本頁面由 Cloud Translation API 翻譯而成。

使用排名 API 改善搜尋和 RAG 品質

在 AI 應用程式的檢索增強生成 (RAG) 體驗中，您可以根據查詢對一組文件進行排序。

排序 API 會接收文件清單，並根據文件與查詢的相關程度重新排序。與僅考量文件和查詢語意相似度的嵌入內容相比，Ranking API 可提供精確的分數，指出文件回答特定查詢的程度。擷取初始候選文件集後，您可以使用排名 API 提升搜尋結果品質。

排序 API 是無狀態的，因此不需要在呼叫 API 前為文件建立索引。您只需要傳遞查詢和文件即可。

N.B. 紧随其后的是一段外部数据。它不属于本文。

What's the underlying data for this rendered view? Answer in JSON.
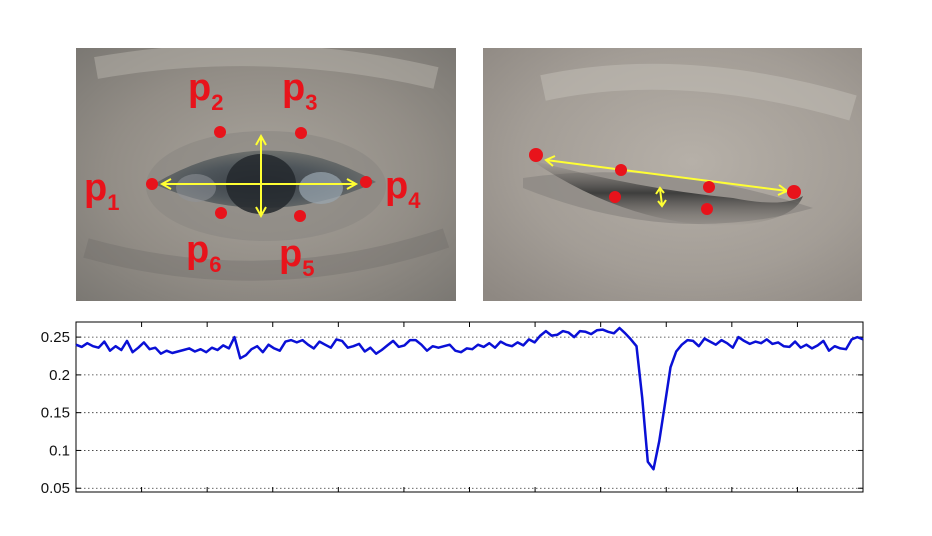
{
  "open_eye": {
    "landmarks": [
      {
        "id": "p1",
        "base": "p",
        "sub": "1"
      },
      {
        "id": "p2",
        "base": "p",
        "sub": "2"
      },
      {
        "id": "p3",
        "base": "p",
        "sub": "3"
      },
      {
        "id": "p4",
        "base": "p",
        "sub": "4"
      },
      {
        "id": "p5",
        "base": "p",
        "sub": "5"
      },
      {
        "id": "p6",
        "base": "p",
        "sub": "6"
      }
    ]
  },
  "colors": {
    "landmark": "#e8131b",
    "arrow": "#ffff33",
    "ear_line": "#0a10d6"
  },
  "chart_data": {
    "type": "line",
    "title": "",
    "xlabel": "",
    "ylabel": "",
    "ylim": [
      0.045,
      0.27
    ],
    "yticks": [
      "0.05",
      "0.1",
      "0.15",
      "0.2",
      "0.25"
    ],
    "grid": "horizontal dotted",
    "series": [
      {
        "values": [
          0.24,
          0.237,
          0.242,
          0.238,
          0.236,
          0.244,
          0.232,
          0.238,
          0.233,
          0.245,
          0.23,
          0.236,
          0.243,
          0.234,
          0.236,
          0.228,
          0.232,
          0.229,
          0.231,
          0.233,
          0.235,
          0.231,
          0.234,
          0.23,
          0.236,
          0.233,
          0.239,
          0.235,
          0.25,
          0.222,
          0.226,
          0.234,
          0.238,
          0.23,
          0.24,
          0.235,
          0.232,
          0.244,
          0.246,
          0.243,
          0.246,
          0.24,
          0.235,
          0.244,
          0.24,
          0.236,
          0.247,
          0.245,
          0.236,
          0.238,
          0.241,
          0.231,
          0.236,
          0.228,
          0.233,
          0.239,
          0.245,
          0.237,
          0.239,
          0.246,
          0.246,
          0.24,
          0.232,
          0.238,
          0.236,
          0.238,
          0.24,
          0.232,
          0.23,
          0.235,
          0.234,
          0.24,
          0.237,
          0.242,
          0.236,
          0.244,
          0.24,
          0.238,
          0.243,
          0.239,
          0.247,
          0.243,
          0.252,
          0.258,
          0.252,
          0.253,
          0.258,
          0.256,
          0.25,
          0.258,
          0.257,
          0.254,
          0.259,
          0.26,
          0.257,
          0.255,
          0.262,
          0.255,
          0.247,
          0.238,
          0.17,
          0.085,
          0.075,
          0.112,
          0.16,
          0.21,
          0.231,
          0.24,
          0.246,
          0.245,
          0.238,
          0.248,
          0.244,
          0.24,
          0.246,
          0.242,
          0.236,
          0.25,
          0.245,
          0.241,
          0.244,
          0.242,
          0.247,
          0.241,
          0.243,
          0.238,
          0.237,
          0.244,
          0.236,
          0.24,
          0.235,
          0.239,
          0.245,
          0.232,
          0.238,
          0.235,
          0.234,
          0.247,
          0.25,
          0.247
        ]
      }
    ]
  }
}
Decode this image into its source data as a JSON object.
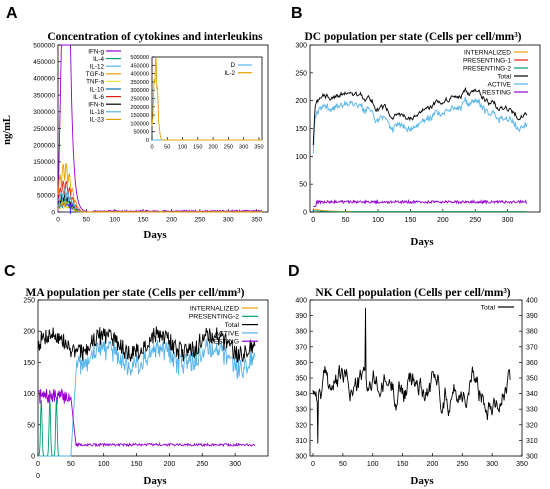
{
  "chart_data": [
    {
      "panel": "A",
      "type": "line",
      "title": "Concentration of cytokines and interleukins",
      "xlabel": "Days",
      "ylabel": "ng/mL",
      "xlim": [
        0,
        370
      ],
      "ylim": [
        0,
        500000
      ],
      "xticks": [
        0,
        50,
        100,
        150,
        200,
        250,
        300,
        350
      ],
      "yticks": [
        0,
        50000,
        100000,
        150000,
        200000,
        250000,
        300000,
        350000,
        400000,
        450000,
        500000
      ],
      "ytick_labels": [
        "0",
        "50000",
        "100000",
        "150000",
        "200000",
        "250000",
        "300000",
        "350000",
        "400000",
        "450000",
        "500000"
      ],
      "legend_position": "top-left",
      "series": [
        {
          "name": "IFN-g",
          "color": "#9400d3",
          "peak": 500000
        },
        {
          "name": "IL-4",
          "color": "#009e73",
          "peak": 38000
        },
        {
          "name": "IL-12",
          "color": "#56b4e9",
          "peak": 62000
        },
        {
          "name": "TGF-b",
          "color": "#e69f00",
          "peak": 150000
        },
        {
          "name": "TNF-a",
          "color": "#f0e442",
          "peak": 18000
        },
        {
          "name": "IL-10",
          "color": "#0072b2",
          "peak": 28000
        },
        {
          "name": "IL-6",
          "color": "#e51e10",
          "peak": 95000
        },
        {
          "name": "IFN-b",
          "color": "#000000",
          "peak": 55000
        },
        {
          "name": "IL-18",
          "color": "#56b4e9",
          "peak": 70000
        },
        {
          "name": "IL-23",
          "color": "#e69f00",
          "peak": 30000
        }
      ],
      "inset": {
        "xlim": [
          0,
          360
        ],
        "ylim": [
          0,
          500000
        ],
        "xticks": [
          0,
          50,
          100,
          150,
          200,
          250,
          300,
          350
        ],
        "yticks": [
          0,
          50000,
          100000,
          150000,
          200000,
          250000,
          300000,
          350000,
          400000,
          450000,
          500000
        ],
        "ytick_labels": [
          "0",
          "50000",
          "100000",
          "150000",
          "200000",
          "250000",
          "300000",
          "350000",
          "400000",
          "450000",
          "500000"
        ],
        "series": [
          {
            "name": "D",
            "color": "#56b4e9",
            "peak": 200
          },
          {
            "name": "IL-2",
            "color": "#e69f00",
            "peak": 500000
          }
        ]
      }
    },
    {
      "panel": "B",
      "type": "line",
      "title": "DC population per state (Cells per cell/mm³)",
      "xlabel": "Days",
      "ylabel": "",
      "xlim": [
        -5,
        350
      ],
      "ylim": [
        0,
        300
      ],
      "xticks": [
        0,
        50,
        100,
        150,
        200,
        250,
        300
      ],
      "yticks": [
        0,
        50,
        100,
        150,
        200,
        250,
        300
      ],
      "legend_position": "top-right",
      "series": [
        {
          "name": "INTERNALIZED",
          "color": "#e69f00",
          "level": 5
        },
        {
          "name": "PRESENTING-1",
          "color": "#e51e10",
          "level": 2
        },
        {
          "name": "PRESENTING-2",
          "color": "#009e73",
          "level": 3
        },
        {
          "name": "Total",
          "color": "#000000",
          "level": 190
        },
        {
          "name": "ACTIVE",
          "color": "#56b4e9",
          "level": 175
        },
        {
          "name": "RESTING",
          "color": "#9400d3",
          "level": 18
        }
      ]
    },
    {
      "panel": "C",
      "type": "line",
      "title": "MA population per state (Cells per cell/mm³)",
      "xlabel": "Days",
      "ylabel": "",
      "xlim": [
        0,
        350
      ],
      "ylim": [
        0,
        250
      ],
      "xticks": [
        0,
        50,
        100,
        150,
        200,
        250,
        300
      ],
      "yticks": [
        0,
        50,
        100,
        150,
        200,
        250
      ],
      "legend_position": "top-right",
      "series": [
        {
          "name": "INTERNALIZED",
          "color": "#e69f00",
          "level": 0
        },
        {
          "name": "PRESENTING-2",
          "color": "#009e73",
          "level": 0
        },
        {
          "name": "Total",
          "color": "#000000",
          "level": 190
        },
        {
          "name": "ACTIVE",
          "color": "#56b4e9",
          "level": 175
        },
        {
          "name": "RESTING",
          "color": "#9400d3",
          "level": 18
        }
      ]
    },
    {
      "panel": "D",
      "type": "line",
      "title": "NK Cell population (Cells per cell/mm³)",
      "xlabel": "Days",
      "ylabel": "",
      "xlim": [
        -5,
        350
      ],
      "ylim": [
        300,
        400
      ],
      "xticks": [
        0,
        50,
        100,
        150,
        200,
        250,
        300,
        350
      ],
      "yticks": [
        300,
        310,
        320,
        330,
        340,
        350,
        360,
        370,
        380,
        390,
        400
      ],
      "legend_position": "top-right",
      "series": [
        {
          "name": "Total",
          "color": "#000000",
          "mean": 345,
          "min": 308,
          "max": 395
        }
      ]
    }
  ]
}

因此，這項 API 非常適合用來重新排序 Vector Search 和其他搜尋解決方案中的文件。

本頁說明如何使用排序 API，根據查詢對一組文件進行排序。

用途

排名 API 的主要用途是提升搜尋結果的品質。

不過，在需要找出與使用者查詢最相關的內容時，排名 API 就能派上用場。舉例來說，排名 API 可協助您執行下列操作：

找出適合提供給 LLM 做為基礎的內容
提升現有搜尋體驗的關聯性
找出文件中的相關章節

以下流程說明如何使用排序 API，提升分塊文件的結果品質：

使用 Document AI Layout Parser API 將一組文件分割為幾個分塊。
使用 Embeddings API 為每個區塊建立嵌入。
將嵌入載入 Vector Search 或其他搜尋解決方案。
查詢搜尋索引，並擷取最相關的區塊。
使用排序 API 重新排序相關區塊。

輸入資料

排名 API 需要下列輸入內容：

您要為記錄排序的查詢。

例如：
```
"query": "Why is the sky blue?"
```

與查詢相關的一組記錄。記錄會以物件陣列的形式提供。每筆記錄可包含專屬 ID、標題和文件內容。每筆記錄都必須包含標題、內容或兩者。每筆記錄支援的權杖數量上限取決於使用的模型版本。舉例來說，模型最多支援 512 個權杖 (版本 003)，而版本 004 則支援 1024 個權杖。如果標題和內容的總長度超過模型的符記限制，系統會截斷多餘的內容。每個要求最多可包含 200 筆記錄。

舉例來說，記錄陣列看起來大致如下。實際上，陣列中會包含更多記錄，內容也會長很多：

"records": [
   {
       "id": "1",
       "title": "The Color of the Sky: A Poem",
       "content": "A canvas stretched across the day,\nWhere sunlight learns to dance and play.\nBlue, a hue of scattered light,\nA gentle whisper, soft and bright."
   },
   {
       "id": "2",
       "title": "The Science of a Blue Sky",
       "content": "The sky appears blue due to a phenomenon called Rayleigh scattering. Sunlight is comprised of all the colors of the rainbow. Blue light has shorter wavelengths than other colors, and is thus scattered more easily."
   }
]

選用：您希望 Ranking API 傳回的記錄數量上限。根據預設，系統會傳回所有記錄，但您可以使用 topN 欄位減少傳回的記錄。無論設定的值為何，所有記錄都會進行排名。

舉例來說，這會傳回排名前 10 的記錄：
```
"topN": 10,
```
選用：這項設定可指定您只要 API 傳回的記錄 ID，還是也要傳回記錄標題和內容。根據預設，系統會傳回完整記錄。設定這項屬性的主要原因，是為了縮減回應酬載的大小。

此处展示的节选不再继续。